The three-year bachelor’s programme for filmmaking may not be everyone’s cup of tea. While There Will be Blood director Paul Thomas Anderson famously dropped out of film school two days into the course, he is a protégé of the famed Sundance Feature Film Programme, which supports independent filmmakers from development through distribution of their feature projects.
Abu Dhabi’s Image Nation has created a somewhat similar year-long mentorship programme with Arab Film Studio. The seven-year-old Arab Film Studio, in the words of Image Nation CEO Michael Garin, aims to train the region’s next generation of filmmakers to get behind the camera and tell their stories.
Speaking about the initiative to BroadcastPro ME at the recently concluded Arab Film Studio Awards 2018, Gehad Darwish, Head of Marketing and Communications at Image Nation Abu Dhabi, said: “The programme is growing and becoming a key training platform for filmmakers who work in different sectors but who did not have the opportunity to express themselves. We have seen more than 120 students graduate. We have been accepted in more than 260 film festivals, and so far we have had 20 wins.”
Documentary programme participant Mariam Al Awadhi won the Best Film – Documentary award for Mum, in which a girl voices her emotions regarding her non-Emirati mother. Describing the training she received, she says: “I had basic knowledge of filmmaking and Arab Film Studio helped me a lot to grow my experience – coming up with ideas for my film, how to research it and produce it.” At the event, scriptwriting programme participant Salma Sherry won a $27,224 (AED 100,000) production grant to make her script a reality.
Students leave the Arab Film Studio with peers who have a shared film passion and language.
Employability is possibly the most frequent topic when new students and their parents approach the likes of Middlesex. To ensure that the classroom remains grounded in the real world, Nawaf and his colleagues have forged a partnership between MDX and regional distributor Shooting Stars Middle East to produce local content for Warner Bros. and Universal Brand Development, offering students real-life creative challenges to produce content that will engage audiences.
Nawaf outlines the projects completed. “Our students have put together promotions for Jurassic World, Fantastic Beasts: The Crimes of Grindelwald and the Universal Studio summit, among others.”
The deal also exposes the students to brands such as Vox Cinemas, Dubai Parks & Resorts and Ski Dubai. Most importantly, they learn to create content for the myriad platforms at their disposal, besides traditional film and linear TV.
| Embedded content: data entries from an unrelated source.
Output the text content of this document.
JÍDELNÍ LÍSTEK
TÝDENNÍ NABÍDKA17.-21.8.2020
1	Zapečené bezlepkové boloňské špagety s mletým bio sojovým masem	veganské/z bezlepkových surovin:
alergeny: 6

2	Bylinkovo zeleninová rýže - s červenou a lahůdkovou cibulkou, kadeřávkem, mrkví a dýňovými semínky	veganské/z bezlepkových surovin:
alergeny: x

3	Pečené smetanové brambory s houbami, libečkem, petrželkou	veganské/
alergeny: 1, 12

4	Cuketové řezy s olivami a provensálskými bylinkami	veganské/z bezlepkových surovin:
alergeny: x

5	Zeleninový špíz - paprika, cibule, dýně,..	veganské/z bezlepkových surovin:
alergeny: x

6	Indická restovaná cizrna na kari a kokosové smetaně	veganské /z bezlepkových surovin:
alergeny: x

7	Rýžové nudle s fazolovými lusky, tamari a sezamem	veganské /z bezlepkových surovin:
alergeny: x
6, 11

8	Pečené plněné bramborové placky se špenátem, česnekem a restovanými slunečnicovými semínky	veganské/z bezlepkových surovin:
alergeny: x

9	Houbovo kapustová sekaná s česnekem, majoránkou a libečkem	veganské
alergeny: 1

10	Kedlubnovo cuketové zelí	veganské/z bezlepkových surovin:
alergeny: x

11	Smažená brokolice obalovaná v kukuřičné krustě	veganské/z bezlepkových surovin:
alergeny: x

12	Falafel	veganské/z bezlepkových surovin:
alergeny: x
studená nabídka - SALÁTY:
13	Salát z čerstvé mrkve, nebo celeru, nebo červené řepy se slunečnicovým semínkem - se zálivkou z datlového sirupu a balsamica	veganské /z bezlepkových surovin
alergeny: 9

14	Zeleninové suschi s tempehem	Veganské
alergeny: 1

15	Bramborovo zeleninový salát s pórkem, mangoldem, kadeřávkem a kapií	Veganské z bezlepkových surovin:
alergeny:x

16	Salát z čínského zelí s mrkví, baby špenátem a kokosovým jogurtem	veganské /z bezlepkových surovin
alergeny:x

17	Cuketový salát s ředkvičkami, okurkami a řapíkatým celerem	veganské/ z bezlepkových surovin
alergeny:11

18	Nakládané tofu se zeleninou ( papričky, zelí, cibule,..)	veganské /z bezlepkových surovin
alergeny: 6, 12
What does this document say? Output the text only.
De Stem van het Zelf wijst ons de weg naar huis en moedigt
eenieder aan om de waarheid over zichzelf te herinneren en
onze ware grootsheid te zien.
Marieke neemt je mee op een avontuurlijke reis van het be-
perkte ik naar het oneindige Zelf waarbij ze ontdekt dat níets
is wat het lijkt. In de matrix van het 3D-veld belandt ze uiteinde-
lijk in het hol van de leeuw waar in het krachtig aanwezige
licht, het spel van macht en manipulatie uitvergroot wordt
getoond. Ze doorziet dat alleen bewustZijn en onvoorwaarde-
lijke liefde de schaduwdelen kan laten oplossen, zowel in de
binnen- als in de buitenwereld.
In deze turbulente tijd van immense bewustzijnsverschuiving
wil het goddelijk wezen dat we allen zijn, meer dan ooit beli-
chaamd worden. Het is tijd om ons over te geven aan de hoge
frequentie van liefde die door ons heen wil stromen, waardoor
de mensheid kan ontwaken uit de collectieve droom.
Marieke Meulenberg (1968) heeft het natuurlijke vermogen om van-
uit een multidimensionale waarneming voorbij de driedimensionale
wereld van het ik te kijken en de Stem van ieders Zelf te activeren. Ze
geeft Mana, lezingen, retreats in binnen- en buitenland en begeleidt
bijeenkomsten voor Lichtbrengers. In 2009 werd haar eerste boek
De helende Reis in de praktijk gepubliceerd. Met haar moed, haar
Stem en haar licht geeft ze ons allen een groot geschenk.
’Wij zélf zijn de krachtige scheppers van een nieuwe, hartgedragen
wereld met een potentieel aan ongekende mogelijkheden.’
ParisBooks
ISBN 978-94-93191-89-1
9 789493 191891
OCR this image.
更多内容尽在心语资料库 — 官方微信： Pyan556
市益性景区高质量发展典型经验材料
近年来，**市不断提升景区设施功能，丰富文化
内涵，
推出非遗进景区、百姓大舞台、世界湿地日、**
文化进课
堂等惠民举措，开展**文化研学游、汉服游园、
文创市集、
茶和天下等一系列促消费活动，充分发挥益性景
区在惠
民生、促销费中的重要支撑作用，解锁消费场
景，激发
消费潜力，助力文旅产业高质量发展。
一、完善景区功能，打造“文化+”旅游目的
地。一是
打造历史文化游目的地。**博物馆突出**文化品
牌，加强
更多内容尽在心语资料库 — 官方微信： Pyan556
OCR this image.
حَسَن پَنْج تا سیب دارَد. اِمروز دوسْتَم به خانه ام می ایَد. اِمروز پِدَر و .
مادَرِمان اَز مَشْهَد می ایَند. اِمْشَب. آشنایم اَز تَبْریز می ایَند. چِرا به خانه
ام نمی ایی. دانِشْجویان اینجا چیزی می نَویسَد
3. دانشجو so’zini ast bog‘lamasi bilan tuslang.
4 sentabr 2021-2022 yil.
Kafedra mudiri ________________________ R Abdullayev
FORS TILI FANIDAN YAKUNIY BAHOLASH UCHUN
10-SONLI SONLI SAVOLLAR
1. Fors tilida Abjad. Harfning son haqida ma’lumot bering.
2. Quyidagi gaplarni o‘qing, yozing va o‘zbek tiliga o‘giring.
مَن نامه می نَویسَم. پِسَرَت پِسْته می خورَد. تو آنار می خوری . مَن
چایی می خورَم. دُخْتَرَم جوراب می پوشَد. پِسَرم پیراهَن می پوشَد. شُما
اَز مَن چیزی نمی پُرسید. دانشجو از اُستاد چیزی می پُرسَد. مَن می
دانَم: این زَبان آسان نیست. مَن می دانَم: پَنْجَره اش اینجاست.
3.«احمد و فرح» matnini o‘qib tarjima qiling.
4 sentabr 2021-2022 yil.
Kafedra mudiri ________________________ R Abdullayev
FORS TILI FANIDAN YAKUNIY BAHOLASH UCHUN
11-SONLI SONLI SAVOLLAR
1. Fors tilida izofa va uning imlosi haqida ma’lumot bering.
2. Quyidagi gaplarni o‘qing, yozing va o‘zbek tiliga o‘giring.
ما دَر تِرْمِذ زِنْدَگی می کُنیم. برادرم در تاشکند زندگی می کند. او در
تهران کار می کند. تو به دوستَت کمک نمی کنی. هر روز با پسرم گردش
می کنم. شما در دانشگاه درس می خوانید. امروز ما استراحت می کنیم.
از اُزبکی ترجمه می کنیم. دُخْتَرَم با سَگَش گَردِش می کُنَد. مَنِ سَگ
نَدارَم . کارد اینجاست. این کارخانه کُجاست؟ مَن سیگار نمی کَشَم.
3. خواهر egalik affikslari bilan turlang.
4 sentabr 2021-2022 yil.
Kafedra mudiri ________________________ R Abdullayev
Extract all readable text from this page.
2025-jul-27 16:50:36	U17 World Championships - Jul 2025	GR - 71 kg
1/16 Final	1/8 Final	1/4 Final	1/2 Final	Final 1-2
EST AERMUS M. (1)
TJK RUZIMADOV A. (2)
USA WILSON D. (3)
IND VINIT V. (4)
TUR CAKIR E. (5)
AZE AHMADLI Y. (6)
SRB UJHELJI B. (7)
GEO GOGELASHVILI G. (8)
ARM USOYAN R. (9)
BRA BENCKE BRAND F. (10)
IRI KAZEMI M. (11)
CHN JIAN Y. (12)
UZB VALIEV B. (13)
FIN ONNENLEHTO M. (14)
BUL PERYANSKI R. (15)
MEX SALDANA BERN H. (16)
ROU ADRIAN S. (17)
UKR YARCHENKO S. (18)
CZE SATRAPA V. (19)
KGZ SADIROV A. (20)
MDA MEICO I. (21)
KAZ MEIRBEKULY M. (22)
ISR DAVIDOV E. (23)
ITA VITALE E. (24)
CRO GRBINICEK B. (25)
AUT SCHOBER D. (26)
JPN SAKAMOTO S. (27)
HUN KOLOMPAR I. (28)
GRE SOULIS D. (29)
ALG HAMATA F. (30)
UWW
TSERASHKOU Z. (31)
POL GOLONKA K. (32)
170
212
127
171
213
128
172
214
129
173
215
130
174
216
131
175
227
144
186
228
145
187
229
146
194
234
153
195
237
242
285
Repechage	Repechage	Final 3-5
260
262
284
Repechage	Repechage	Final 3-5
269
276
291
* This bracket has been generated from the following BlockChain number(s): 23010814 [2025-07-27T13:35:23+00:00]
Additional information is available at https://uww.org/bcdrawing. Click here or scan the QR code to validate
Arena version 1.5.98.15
Touting 120% year-on-year growth, Nawaf says: “We started with three students in 2014. We are selective of the students coming into the department, and we are currently at 45-plus students.”
Actively encouraged to enter film competitions, Middlesex students have won multiple awards at competitions such as the 48 Hour Film Project, and the film Hers Truly, written and directed by current student Sreelakshmi Sateesh, was one of the nominated films at the Global University Film Awards 2018 in Hong Kong.
“In the midst of teaching them ground realities and getting them to engage with real-time clients, we ensure they remain true to the creative impulses that drew them to filmmaking in the first place,” says Daniela Tully.
As an author herself, Tully is fascinated by the stories the region has to offer, and for her the value of regional film schools lies in the students they attract.
“We have a pool of students who bring different cultures to the table and from us they learn how to tell their unique stories in a way that will travel,” she observes.